Mais le juge à trop peur de ne pas être réélu et préfère s’abstenir, face à la colère des citoyens. Quand à l’adjoint du shérif il fait parti des plus excités. Il suffit alors d’un homme pour prendre la tête de la meute, un ancien militaire, pour que la bande meurtriers soit au complet.

Juste avant le lynchage par pendaison de ces trois pauvres bougres ils ne seront que sept à lever la main pour s’y opposer. Et il s’agit plus d’une abstention que d’un vrai refus car ils ont participé à la chasse à l’homme. Le coup de théâtre final (que je ne ne raconte pas) sonne comme la vraie morale de ce film qui n’est vraiment un western mais plutôt un film noir. Et qui reste d’actualité dans le débat  toujours présent entre le droit et la vengeance.

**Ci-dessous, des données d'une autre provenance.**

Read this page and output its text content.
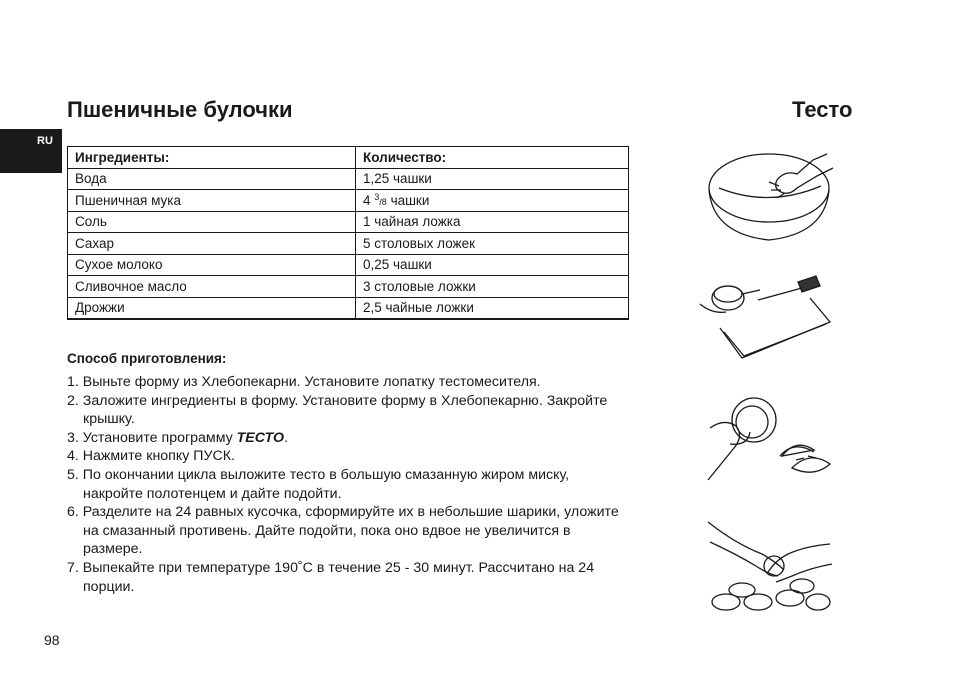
RU
Пшеничные булочки	Тесто
Ингредиенты:	Количество:
Вода	1,25 чашки
Пшеничная мука	4 $^3$/8 чашки
Соль	1 чайная ложка
Сахар	5 столовых ложек
Сухое молоко	0,25 чашки
Сливочное масло	3 столовые ложки
Дрожжи	2,5 чайные ложки
Способ приготовления:
1. Выньте форму из Хлебопекарни. Установите лопатку тестомесителя.
2. Заложите ингредиенты в форму. Установите форму в Хлебопекарню. Закройте крышку.
3. Установите программу ТЕСТО.
4. Нажмите кнопку ПУСК.
5. По окончании цикла выложите тесто в большую смазанную жиром миску, накройте полотенцем и дайте подойти.
6. Разделите на 24 равных кусочка, сформируйте их в небольшие шарики, уложите на смазанный противень. Дайте подойти, пока оно вдвое не увеличится в размере.
7. Выпекайте при температуре 190˚С в течение 25 - 30 минут. Рассчитано на 24 порции.
98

Malheureusement, pour ce film, le producteur a imposé à Welleman le tournage en studio et cela se voit dans les décors et s’entend  et dans les dialogues de la seconde moitié du film. Mais  c’est quand même un vrai bijou qui mérite d’être revu.

Une dernière scène est très importante, la lecture par Fonda de la lettre d’un des pendus. Elle est entièrement tournée en cachant les yeux du lecteur ce qui oblige le spectateur à écouter vraiment ce qu’il lit. Ce procédé est utilisé plusieurs fois par Welleman dans d’autre films et en particulier dans Héros à vendre, dans la scène de la prison.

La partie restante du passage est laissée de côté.